German theatre's swastika stunt cleared as free speech



German prosecutors on Wednesday cleared a performance of a satirical play named after Adolf Hitler's book "Mein Kampf" that promises free entry to spectators who wear a swastika.

The theatre in the Bavarian lakeside town of Constance says it aims to show how easily people can be corrupted but the approach sparked numerous legal complaints.

Local prosecutors however on Wednesday said the premiere could go ahead on Friday, which marks Hitler's birthday in 1889, as well as the controversial swastika campaign.

The theatre says on its website that those who pay for a ticket will be asked to wear a Star of David "as a sign of solidarity with the victims of Nazi barbarism".
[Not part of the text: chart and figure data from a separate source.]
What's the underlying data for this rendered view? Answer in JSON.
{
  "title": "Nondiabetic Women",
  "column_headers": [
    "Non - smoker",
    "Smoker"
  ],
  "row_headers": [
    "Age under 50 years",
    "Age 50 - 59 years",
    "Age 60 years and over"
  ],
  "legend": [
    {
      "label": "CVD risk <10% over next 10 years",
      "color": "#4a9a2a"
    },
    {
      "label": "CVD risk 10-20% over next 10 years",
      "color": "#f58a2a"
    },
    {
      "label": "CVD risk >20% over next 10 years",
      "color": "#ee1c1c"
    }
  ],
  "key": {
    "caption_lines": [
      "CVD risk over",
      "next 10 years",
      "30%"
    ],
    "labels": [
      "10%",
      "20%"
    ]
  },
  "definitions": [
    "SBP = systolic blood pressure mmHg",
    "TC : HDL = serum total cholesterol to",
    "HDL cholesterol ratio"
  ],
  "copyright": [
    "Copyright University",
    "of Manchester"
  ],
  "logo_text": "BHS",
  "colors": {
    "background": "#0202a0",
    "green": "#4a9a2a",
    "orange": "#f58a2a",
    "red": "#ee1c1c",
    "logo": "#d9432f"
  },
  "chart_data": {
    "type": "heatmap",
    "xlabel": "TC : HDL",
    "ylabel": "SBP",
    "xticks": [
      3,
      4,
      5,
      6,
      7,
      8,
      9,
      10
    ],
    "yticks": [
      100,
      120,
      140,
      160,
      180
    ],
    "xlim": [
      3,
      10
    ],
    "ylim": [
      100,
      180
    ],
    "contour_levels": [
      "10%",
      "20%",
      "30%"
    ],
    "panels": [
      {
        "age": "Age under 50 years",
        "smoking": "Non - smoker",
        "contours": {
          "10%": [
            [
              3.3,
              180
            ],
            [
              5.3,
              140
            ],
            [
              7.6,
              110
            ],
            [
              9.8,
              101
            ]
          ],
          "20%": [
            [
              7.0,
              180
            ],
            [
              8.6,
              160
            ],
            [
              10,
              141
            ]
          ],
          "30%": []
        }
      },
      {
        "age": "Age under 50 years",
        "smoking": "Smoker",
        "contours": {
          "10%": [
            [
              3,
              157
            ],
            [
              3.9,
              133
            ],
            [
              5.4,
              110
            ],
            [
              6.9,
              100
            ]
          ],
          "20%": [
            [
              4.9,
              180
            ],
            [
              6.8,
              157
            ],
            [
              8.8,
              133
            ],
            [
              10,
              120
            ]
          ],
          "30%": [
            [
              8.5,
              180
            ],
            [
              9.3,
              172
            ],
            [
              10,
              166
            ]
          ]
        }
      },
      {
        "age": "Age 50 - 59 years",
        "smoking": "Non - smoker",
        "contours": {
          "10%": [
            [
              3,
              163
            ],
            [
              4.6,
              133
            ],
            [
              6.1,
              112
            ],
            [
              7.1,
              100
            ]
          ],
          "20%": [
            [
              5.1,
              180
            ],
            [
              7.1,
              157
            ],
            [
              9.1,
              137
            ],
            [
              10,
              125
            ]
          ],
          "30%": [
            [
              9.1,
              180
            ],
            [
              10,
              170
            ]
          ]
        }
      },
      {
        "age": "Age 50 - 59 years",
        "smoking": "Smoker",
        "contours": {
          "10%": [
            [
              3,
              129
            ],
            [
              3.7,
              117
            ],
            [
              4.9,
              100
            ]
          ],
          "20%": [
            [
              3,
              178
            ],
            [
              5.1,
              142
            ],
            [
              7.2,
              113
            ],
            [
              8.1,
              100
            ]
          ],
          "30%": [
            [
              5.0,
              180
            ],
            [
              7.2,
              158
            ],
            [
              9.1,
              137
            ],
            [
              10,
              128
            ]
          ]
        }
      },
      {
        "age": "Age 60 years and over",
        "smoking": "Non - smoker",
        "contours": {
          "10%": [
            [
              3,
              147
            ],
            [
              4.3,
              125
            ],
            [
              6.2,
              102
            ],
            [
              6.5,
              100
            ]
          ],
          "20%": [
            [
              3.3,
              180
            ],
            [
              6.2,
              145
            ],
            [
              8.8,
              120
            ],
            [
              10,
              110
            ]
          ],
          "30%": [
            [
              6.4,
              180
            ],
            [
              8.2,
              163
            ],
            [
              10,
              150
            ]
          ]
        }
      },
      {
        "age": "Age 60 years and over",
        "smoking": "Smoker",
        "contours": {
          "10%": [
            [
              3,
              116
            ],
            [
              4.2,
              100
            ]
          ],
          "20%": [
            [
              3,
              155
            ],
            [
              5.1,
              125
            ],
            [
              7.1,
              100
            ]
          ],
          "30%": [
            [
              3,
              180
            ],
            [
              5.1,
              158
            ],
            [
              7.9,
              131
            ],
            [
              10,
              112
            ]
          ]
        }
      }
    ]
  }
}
Under German law, publicly displaying swastikas and other Nazi symbols is illegal, unless it is done as part of an artistic performance covered by constitutional guarantees of free speech.

The region's German-Israeli Society has called for a boycott of the play named after the book which Hitler wrote in prison years before taking power.

The play by Hungarian George Tabori, who died in 2007, is a caricature of Hitler's youth, according to the theatre.

German political and religious leaders have raised fears about a resurgence of anti-Semitism by far-right groups and some immigrants hostile to Israel.

In the latest case, a viral online video showed a Berlin attack on two young men wearing kippas, traditional Jewish skullcaps, who were assaulted by three young men, at least one of whom spoke Arabic.

Foreign Minister Heiko Maas said Germany "bears a responsibility to protect Jewish life" more than 70 years after the end of the Holocaust in which the Nazis murdered six million European Jews.